Scientist measuring a Fall Chinook salmon
USGS scientist Dalton Lebeda is measuring a Fall Chinook salmon captured in the Snake River. This study is being conducted to determine the percentages of natural and hatchery origin spawners in the upper reach of Hells Canyon.


As with many populations of salmon and steelhead, Snake River fall Chinook abundance has declined dramatically as a result of over-harvest, dams and other major changes to their river and marine habitats. As salmon hatcheries were built to mitigate the impacts the eight Snake and Columbia River dams had on salmon populations, they too came with risks to wild fish productivity.

The Snake River fall Chinook population was ultimately listed as threatened under the Endangered Species Act in 1992. Soon thereafter, our Western Fisheries Research Center scientists partnered with federal, tribal, state, and private entities to begin monitoring and studying these fish. The objective of this long-running research endeavor has been to use the information gained to help managers understand the variety of impacts that limit the productivity of this population and navigate the complex path to recovery. Work over this 30-year period has included studies to: help dam managers determine optimum flows for Chinook spawning and downstream migration, understand what the Chinook rely on to eat in the rivers and reservoirs, and assess the impacts of predators. See our Snake River Fall Chinook web page for more information.

Some of our current Snake River fall Chinook research is to help determine whether efforts to create a “natural production emphasis area” of the Snake River where wild Chinook primarily go to reproduce will help improve the productivity of the Chinook population. Many Chinook that spawn in the Snake River originate from hatcheries.  
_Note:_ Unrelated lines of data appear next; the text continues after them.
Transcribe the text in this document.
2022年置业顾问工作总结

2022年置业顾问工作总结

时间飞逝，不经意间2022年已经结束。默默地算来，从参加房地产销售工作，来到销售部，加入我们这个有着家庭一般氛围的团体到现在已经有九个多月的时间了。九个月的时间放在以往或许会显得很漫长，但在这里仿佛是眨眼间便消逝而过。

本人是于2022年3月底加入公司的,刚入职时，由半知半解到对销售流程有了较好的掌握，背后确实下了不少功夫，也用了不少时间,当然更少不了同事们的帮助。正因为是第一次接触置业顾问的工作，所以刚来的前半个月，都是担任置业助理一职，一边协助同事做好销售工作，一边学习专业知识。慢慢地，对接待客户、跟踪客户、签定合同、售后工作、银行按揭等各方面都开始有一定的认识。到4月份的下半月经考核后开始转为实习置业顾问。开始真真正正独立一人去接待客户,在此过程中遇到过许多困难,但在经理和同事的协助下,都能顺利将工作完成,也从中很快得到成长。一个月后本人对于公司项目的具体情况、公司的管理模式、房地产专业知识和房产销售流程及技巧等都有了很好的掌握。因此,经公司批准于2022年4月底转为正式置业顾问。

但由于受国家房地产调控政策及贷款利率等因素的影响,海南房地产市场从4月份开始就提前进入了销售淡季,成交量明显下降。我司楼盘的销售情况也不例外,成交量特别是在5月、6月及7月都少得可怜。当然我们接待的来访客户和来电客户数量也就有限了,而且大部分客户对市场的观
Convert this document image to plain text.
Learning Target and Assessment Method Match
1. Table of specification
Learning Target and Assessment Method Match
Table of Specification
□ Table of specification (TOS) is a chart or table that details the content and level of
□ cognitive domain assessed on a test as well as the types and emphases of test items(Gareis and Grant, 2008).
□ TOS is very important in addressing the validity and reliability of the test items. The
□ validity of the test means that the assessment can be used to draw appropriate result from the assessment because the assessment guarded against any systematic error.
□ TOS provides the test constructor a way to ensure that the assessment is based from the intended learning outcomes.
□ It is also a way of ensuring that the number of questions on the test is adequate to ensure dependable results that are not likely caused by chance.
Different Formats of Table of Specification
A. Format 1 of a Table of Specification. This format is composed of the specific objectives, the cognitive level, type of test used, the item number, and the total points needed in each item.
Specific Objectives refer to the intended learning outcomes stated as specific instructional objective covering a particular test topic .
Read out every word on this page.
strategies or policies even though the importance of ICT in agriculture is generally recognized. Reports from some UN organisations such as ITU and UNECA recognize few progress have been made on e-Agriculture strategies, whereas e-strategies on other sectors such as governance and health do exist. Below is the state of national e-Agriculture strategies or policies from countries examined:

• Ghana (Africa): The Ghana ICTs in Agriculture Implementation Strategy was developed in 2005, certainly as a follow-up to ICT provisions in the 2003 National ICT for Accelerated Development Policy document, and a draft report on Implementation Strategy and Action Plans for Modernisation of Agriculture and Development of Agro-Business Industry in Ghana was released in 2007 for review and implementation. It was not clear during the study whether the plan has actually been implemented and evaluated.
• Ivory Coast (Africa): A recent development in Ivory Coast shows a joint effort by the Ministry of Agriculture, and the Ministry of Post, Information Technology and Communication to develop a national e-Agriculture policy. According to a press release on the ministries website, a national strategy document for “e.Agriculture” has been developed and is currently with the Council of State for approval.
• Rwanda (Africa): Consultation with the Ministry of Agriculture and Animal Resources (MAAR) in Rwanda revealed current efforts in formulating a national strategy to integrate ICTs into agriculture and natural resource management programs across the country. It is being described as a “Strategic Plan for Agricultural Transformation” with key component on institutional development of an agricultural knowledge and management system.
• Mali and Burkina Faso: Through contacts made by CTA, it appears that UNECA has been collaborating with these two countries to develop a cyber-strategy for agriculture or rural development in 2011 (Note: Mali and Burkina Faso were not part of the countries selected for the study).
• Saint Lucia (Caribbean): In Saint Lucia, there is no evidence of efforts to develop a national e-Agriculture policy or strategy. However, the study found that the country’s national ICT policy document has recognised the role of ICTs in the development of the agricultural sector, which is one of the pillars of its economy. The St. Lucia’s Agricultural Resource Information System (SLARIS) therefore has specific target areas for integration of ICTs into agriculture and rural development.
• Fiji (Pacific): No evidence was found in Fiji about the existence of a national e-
Hatchery production is a critical measure to mitigate the impacts of dams and habitat degradation, and in turn address tribal treaty rights to fish and sustain non-tribal fisheries. While hatchery fish can have a positive effect on wild-spawning salmon by increasing a population’s abundance and distribution throughout a river basin, hatcheries may reduce the genetic diversity of a population and limit its reproductive success or ability to adapt to ecosystem changes (see NOAA Hatchery Listing Policy).

Up until 2018, juvenile hatchery Chinook were released in the upper portion of Hells Canyon to influence those fish to return to that area to spawn. The goal was to increase the overall abundance of Chinook, hatchery or wild, spawning in this section of Hells Canyon. In 2018, this release was moved to the Salmon River, a tributary to the Snake River. This next phase of recovery is intended to remove ongoing influence of hatchery fish from the Hells Canyon section of the Snake River to see if the wild-spawning Chinook become more productive over time.

WFRC has partnered with the Idaho Power Company to collect and analyze genetic information from Chinook spawning in the upper reach of Hells Canyon. Results to date show that the wild-born Chinook make-up slightly more than 50% of the spawning population; the rest being hatchery fish. It will take several more years to determine whether fewer hatchery fish spawn here, and if that action increases the productivity of the wild fish.

Picture taken with a sUAS (drone) of Hells Canyon
Scenic picture taken with a sUAS (drone) of Hells Canyon, Fall 2023. In the bottom of the picture, you can see one of our USGS work boats pulled onto shore. USGS scientists are conducting redd surveys for spawning Fall Chinook salmon.